Question

A mass M1=6kg rests on a frictionless table and connected by a massless string over a massless pulley to another mass M2=6.8kg which hangs freely from the string. When released, the hanging mass falls a distance d=.9m.1) How much work is done by the normal force on M1?2) What is the final speed of the two blocks?3) How much work is done by tension on M1?4) What is the tension in the string as the block falls?5) The work done by tension on only M2 is? a) positive b) zero, c) negative.6) What is the NET work done on M2?

Answer 1

Given data:

* The mass on the frictionless table is,

`m_1=6\text{ kg}`

* The mass hangs freely from the string is,

`m_2=6.8\text{ kg}`

* The hanging mass falls a distance is,

`d=0.9\text{ m}`

Solution:

(1).

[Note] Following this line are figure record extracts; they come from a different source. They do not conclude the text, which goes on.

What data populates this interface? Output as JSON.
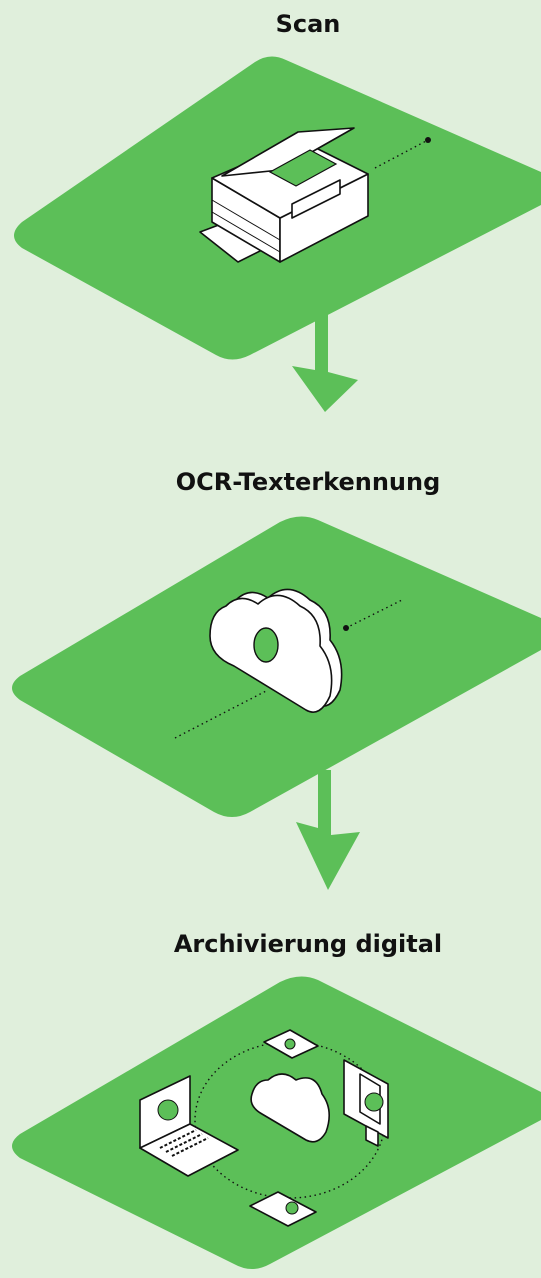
{
  "steps": [
    {
      "title": "Scan"
    },
    {
      "title": "OCR-Texterkennung"
    },
    {
      "title": "Archivierung digital"
    }
  ]
}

The normal force of mass on the frictionless table is,

`\begin{gathered} F_N=m_1g \\ F_N=6*9.8 \\ F_N=58.8\text{ N} \end{gathered}`

As the displacement of the mass m_1 on the frictionless table is in the hroizontal direction.

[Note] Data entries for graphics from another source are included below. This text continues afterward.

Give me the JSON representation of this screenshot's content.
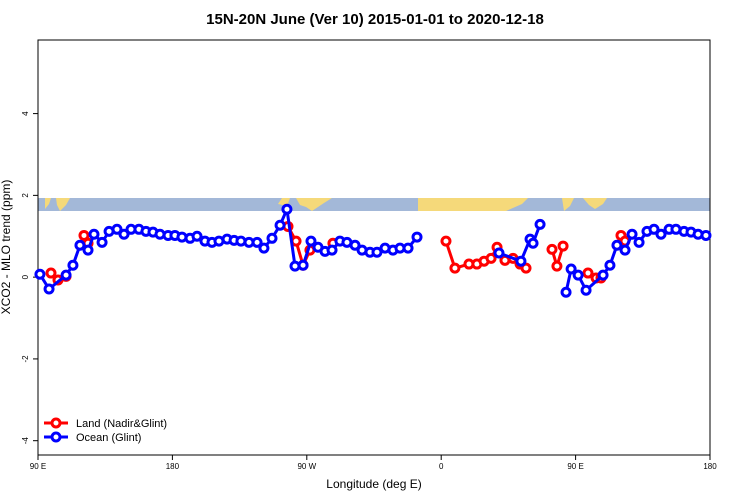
{
  "chart_data": {
    "type": "line",
    "title": "15N-20N June (Ver 10)   2015-01-01 to 2020-12-18",
    "xlabel": "Longitude (deg E)",
    "ylabel": "XCO2 - MLO trend (ppm)",
    "xlim": [
      90,
      540
    ],
    "xticks": [
      {
        "value": 90,
        "label": "90 E"
      },
      {
        "value": 180,
        "label": "180"
      },
      {
        "value": 270,
        "label": "90 W"
      },
      {
        "value": 360,
        "label": "0"
      },
      {
        "value": 450,
        "label": "90 E"
      },
      {
        "value": 540,
        "label": "180"
      }
    ],
    "ylim": [
      -4.35,
      5.8
    ],
    "yticks": [
      -4,
      -2,
      0,
      2,
      4
    ],
    "legend": "bottom-left",
    "series": [
      {
        "name": "Land (Nadir&Glint)",
        "color": "#ff0000",
        "x": [
          98.7,
          103.4,
          108.8,
          114.8,
          120.8,
          123.5,
          198.5,
          257.4,
          262.8,
          267.5,
          272.1,
          282.2,
          287.5,
          350,
          363.2,
          369.2,
          378.6,
          383.9,
          388.7,
          393.4,
          397.4,
          402.7,
          408.1,
          412.8,
          416.8,
          426.2,
          434.2,
          437.5,
          441.6,
          449.6,
          458.3,
          463.7,
          467.0,
          473.0,
          480.4,
          483.1
        ],
        "values": [
          0.1,
          -0.07,
          0.02,
          null,
          1.02,
          0.83,
          null,
          1.24,
          0.88,
          0.29,
          0.66,
          null,
          0.83,
          null,
          0.88,
          0.22,
          0.32,
          0.32,
          0.39,
          0.46,
          0.73,
          0.41,
          0.46,
          0.32,
          0.22,
          null,
          0.68,
          0.27,
          0.76,
          null,
          0.1,
          -0.02,
          -0.02,
          null,
          1.02,
          0.88
        ]
      },
      {
        "name": "Ocean (Glint)",
        "color": "#0000ff",
        "x": [
          91.3,
          97.4,
          108.8,
          113.4,
          118.1,
          123.5,
          127.5,
          132.9,
          137.6,
          142.9,
          147.6,
          152.3,
          157.6,
          162.3,
          167.0,
          171.7,
          177.1,
          181.7,
          186.4,
          191.8,
          196.5,
          201.8,
          206.5,
          211.2,
          216.6,
          221.3,
          225.9,
          231.3,
          236.7,
          241.3,
          246.7,
          252.1,
          256.7,
          262.1,
          267.5,
          272.8,
          277.5,
          282.2,
          286.9,
          292.2,
          296.9,
          302.3,
          307.0,
          312.3,
          317.0,
          322.4,
          327.7,
          332.4,
          337.8,
          343.8,
          372.6,
          398.7,
          413.4,
          419.5,
          421.5,
          426.2,
          434.9,
          443.6,
          447.0,
          451.7,
          457.0,
          468.4,
          473.0,
          477.7,
          483.1,
          487.8,
          492.5,
          497.8,
          502.5,
          507.2,
          512.6,
          517.2,
          522.6,
          527.3,
          532.0,
          537.3
        ],
        "values": [
          0.07,
          -0.29,
          0.05,
          0.29,
          0.78,
          0.66,
          1.05,
          0.85,
          1.12,
          1.17,
          1.05,
          1.17,
          1.17,
          1.12,
          1.1,
          1.05,
          1.02,
          1.02,
          0.98,
          0.95,
          1.0,
          0.88,
          0.85,
          0.88,
          0.93,
          0.9,
          0.88,
          0.85,
          0.85,
          0.71,
          0.95,
          1.27,
          1.66,
          0.27,
          0.29,
          0.88,
          0.73,
          0.63,
          0.66,
          0.88,
          0.85,
          0.78,
          0.66,
          0.61,
          0.61,
          0.71,
          0.66,
          0.71,
          0.71,
          0.98,
          null,
          0.59,
          0.39,
          0.93,
          0.83,
          1.29,
          null,
          -0.37,
          0.2,
          0.05,
          -0.32,
          0.05,
          0.29,
          0.78,
          0.66,
          1.05,
          0.85,
          1.12,
          1.17,
          1.05,
          1.17,
          1.17,
          1.12,
          1.1,
          1.05,
          1.02
        ]
      }
    ]
  }
}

Thus, the work done by teh normal force is,

`W=F_Nd\cos (\theta)`
`\text{where }\theta\text{ is the angle between the normal force and dispalcement}`

As both the normal force and displacement are perpendicuular to each other.

Thus, the work done by the nromal force on the mass m_1 is,

`\begin{gathered} W=F_Nd\cos (90^(\circ)) \\ W=0 \end{gathered}`

Thus, the work done by the normal force on m_1 is zero.